Why, despite discussions, India is still cautious of China


For centuries, India and China have shared a long and uneasy border defined not only by mountains and rivers but also by a history of recurring conflicts. Although both nations have repeatedly attempted to ease tensions through dialogue, ministerial visits, and announcements of disengagement, mistrust continues to loom over the relationship. Each round of negotiations appears to reduce hostility only temporarily, without ever addressing the deeper fractures that define their ties.

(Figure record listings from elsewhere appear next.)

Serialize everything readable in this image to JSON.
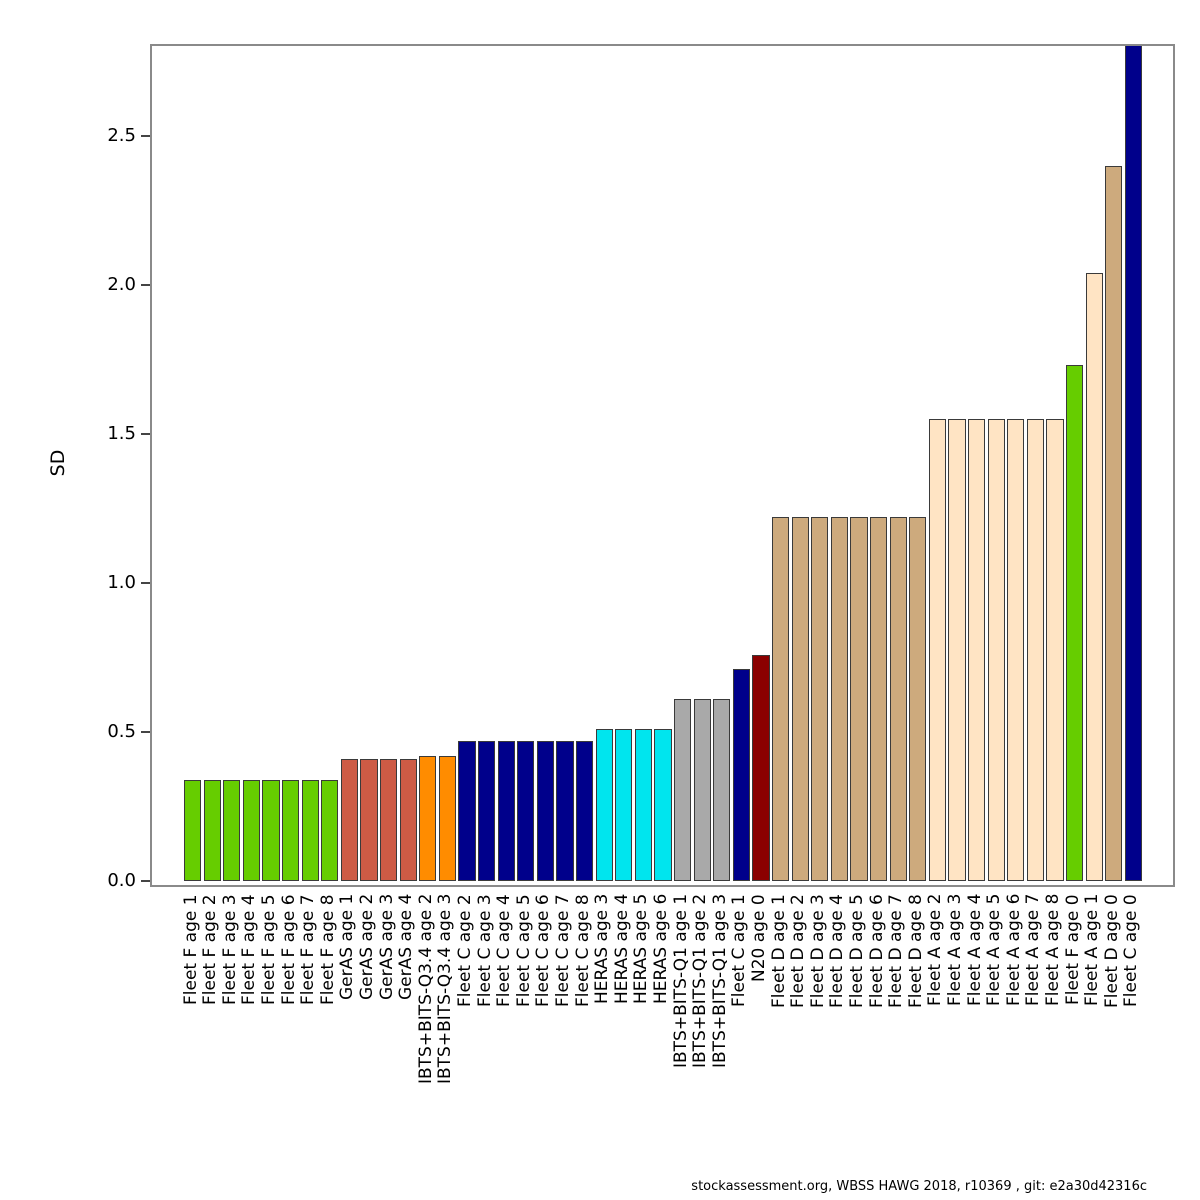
{
  "figure": {
    "ylabel": "SD",
    "footer": "stockassessment.org, WBSS HAWG 2018, r10369 , git: e2a30d42316c"
  },
  "chart_data": {
    "type": "bar",
    "title": "",
    "xlabel": "",
    "ylabel": "SD",
    "ylim": [
      0,
      2.81
    ],
    "yticks": [
      "0.0",
      "0.5",
      "1.0",
      "1.5",
      "2.0",
      "2.5"
    ],
    "grid": false,
    "legend_position": "none",
    "categories": [
      "Fleet F age 1",
      "Fleet F age 2",
      "Fleet F age 3",
      "Fleet F age 4",
      "Fleet F age 5",
      "Fleet F age 6",
      "Fleet F age 7",
      "Fleet F age 8",
      "GerAS age 1",
      "GerAS age 2",
      "GerAS age 3",
      "GerAS age 4",
      "IBTS+BITS-Q3.4 age 2",
      "IBTS+BITS-Q3.4 age 3",
      "Fleet C age 2",
      "Fleet C age 3",
      "Fleet C age 4",
      "Fleet C age 5",
      "Fleet C age 6",
      "Fleet C age 7",
      "Fleet C age 8",
      "HERAS age 3",
      "HERAS age 4",
      "HERAS age 5",
      "HERAS age 6",
      "IBTS+BITS-Q1 age 1",
      "IBTS+BITS-Q1 age 2",
      "IBTS+BITS-Q1 age 3",
      "Fleet C age 1",
      "N20 age 0",
      "Fleet D age 1",
      "Fleet D age 2",
      "Fleet D age 3",
      "Fleet D age 4",
      "Fleet D age 5",
      "Fleet D age 6",
      "Fleet D age 7",
      "Fleet D age 8",
      "Fleet A age 2",
      "Fleet A age 3",
      "Fleet A age 4",
      "Fleet A age 5",
      "Fleet A age 6",
      "Fleet A age 7",
      "Fleet A age 8",
      "Fleet F age 0",
      "Fleet A age 1",
      "Fleet D age 0",
      "Fleet C age 0"
    ],
    "values": [
      0.34,
      0.34,
      0.34,
      0.34,
      0.34,
      0.34,
      0.34,
      0.34,
      0.41,
      0.41,
      0.41,
      0.41,
      0.42,
      0.42,
      0.47,
      0.47,
      0.47,
      0.47,
      0.47,
      0.47,
      0.47,
      0.51,
      0.51,
      0.51,
      0.51,
      0.61,
      0.61,
      0.61,
      0.71,
      0.76,
      1.22,
      1.22,
      1.22,
      1.22,
      1.22,
      1.22,
      1.22,
      1.22,
      1.55,
      1.55,
      1.55,
      1.55,
      1.55,
      1.55,
      1.55,
      1.73,
      2.04,
      2.4,
      2.81
    ],
    "bar_colors": [
      "#66CD00",
      "#66CD00",
      "#66CD00",
      "#66CD00",
      "#66CD00",
      "#66CD00",
      "#66CD00",
      "#66CD00",
      "#CD5B45",
      "#CD5B45",
      "#CD5B45",
      "#CD5B45",
      "#FF8C00",
      "#FF8C00",
      "#00008B",
      "#00008B",
      "#00008B",
      "#00008B",
      "#00008B",
      "#00008B",
      "#00008B",
      "#00E5EE",
      "#00E5EE",
      "#00E5EE",
      "#00E5EE",
      "#A9A9A9",
      "#A9A9A9",
      "#A9A9A9",
      "#00008B",
      "#8B0000",
      "#CDAA7D",
      "#CDAA7D",
      "#CDAA7D",
      "#CDAA7D",
      "#CDAA7D",
      "#CDAA7D",
      "#CDAA7D",
      "#CDAA7D",
      "#FFE4C4",
      "#FFE4C4",
      "#FFE4C4",
      "#FFE4C4",
      "#FFE4C4",
      "#FFE4C4",
      "#FFE4C4",
      "#66CD00",
      "#FFE4C4",
      "#CDAA7D",
      "#00008B"
    ],
    "fleet_color_map": {
      "Fleet F": "#66CD00",
      "GerAS": "#CD5B45",
      "IBTS+BITS-Q3.4": "#FF8C00",
      "Fleet C": "#00008B",
      "HERAS": "#00E5EE",
      "IBTS+BITS-Q1": "#A9A9A9",
      "N20": "#8B0000",
      "Fleet D": "#CDAA7D",
      "Fleet A": "#FFE4C4"
    },
    "footer": "stockassessment.org, WBSS HAWG 2018, r10369 , git: e2a30d42316c"
  }
}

Behind every official handshake lies Beijing’s steadfast alliance with Islamabad, a partnership that consistently complicates New Delhi’s calculus. China’s extensive military and economic cooperation with Pakistan—ranging from advanced weapons transfers to support for infrastructure corridors running through disputed territory—represents a direct challenge to India. This enduring “iron brotherhood” means that India’s relationship with China is never simply bilateral; it is overshadowed by China’s parallel and unwavering support for Pakistan.

The broader global context adds further complexity. As the United States under former President Donald Trump wages tariff wars with Beijing and redraws strategic alignments, some analysts speculate that India may find itself drawn closer to China. Yet the dilemma for New Delhi is not merely whether such a partnership is possible but whether it is wise. The elephant and the dragon may share economic ties worth over $100 billion, but the fault lines of trust remain as sharp as ever.

This fragility was on full display with Chinese Foreign Minister Wang Yi’s two-day visit to New Delhi, officially framed as an opportunity to reset bilateral ties. Wang met India’s External Affairs Minister S. Jaishankar, National Security Advisor Ajit Doval, and Prime Minister Narendra Modi, even as speculation grew about Modi’s possible first trip to China in seven years. Yet, the optics could not obscure the reality: nearly five years after the deadly Galwan clashes, 50,000 to 60,000 troops remain stationed along the Line of Actual Control. The standoff is not resolved; it has only hardened into a tense stalemate.

Compounding this mistrust is Beijing’s strategic embrace of Islamabad. Wang Yi’s decision to travel to Pakistan immediately after visiting India highlights the dual-track diplomacy that leaves New Delhi wary. While Chinese officials speak of stabilising relations with India, their government continues to provide Pakistan with submarines, fighter jets, and political backing. Beijing has repeatedly defended Pakistan diplomatically, even in the wake of Indian counterterrorism strikes, and recently hosted Pakistan’s army chief, General Asim Munir. To Indian observers, these moves signal that China speaks the language of peace in New Delhi but deepens military cooperation in Islamabad.

The history of Indo-China relations further reinforces Indian scepticism. The 1962 war, the 1963 cession of the Shaksgam Valley by Pakistan to China, and China’s repeated blocking of Indian efforts to blacklist Pakistan-based terrorists at the UN are constant reminders of Beijing’s duplicity. Moreover, projects like the $167 billion mega-dam on the Yarlung Zangpo, celebrated in China as a national triumph, are viewed by India and Bangladesh as strategic tools with profound ecological and geopolitical consequences. Added to this are Chinese survey ships in the Indian Ocean and Beijing’s outreach to Indian media circles, all of which raise suspicions about hidden intentions.

The China-Pakistan nexus is especially visible in the security domain. Whenever India takes firm action against cross-border terrorism, Beijing’s response tends to shield Pakistan. Chinese-supplied J-10C fighter jets are already deployed by Pakistani forces, and Prime Minister Shehbaz Sharif’s recent inauguration of a Rocket Force Command with Chinese backing underlines the growing military depth of the alliance. To India, these developments are more than tactical challenges; they are evidence of Beijing’s willingness to undercut Indian interests while presenting itself as a responsible regional actor.

India’s engagement with China, therefore, is pragmatic rather than rooted in trust. New Delhi recognises that complete disengagement is neither feasible nor wise, given the scale of bilateral trade and the necessity of cooperation in multilateral platforms such as BRICS and the Shanghai Cooperation Organisation. But dialogue does not erase suspicion; it merely manages risk. Indian policymakers understand that while diplomacy may reduce friction, it cannot erase Beijing’s structural alignment with Pakistan or its pattern of undermining Indian interests.

History offers clear warnings. From the 1962 war to the 2020 Galwan clash, from the Shaksgam cession to China’s persistent blocking of India’s diplomatic initiatives, each episode underscores the dangers of misplaced trust. As Prime Minister Modi prepares for a possible trip to China and hosts Wang Yi in New Delhi, the optics of cordial diplomacy will dominate headlines. Yet beneath the polite communiqués and carefully staged handshakes lies a deeper, unresolved question: can India ever place genuine trust in China while Beijing maintains its unwavering partnership with Pakistan?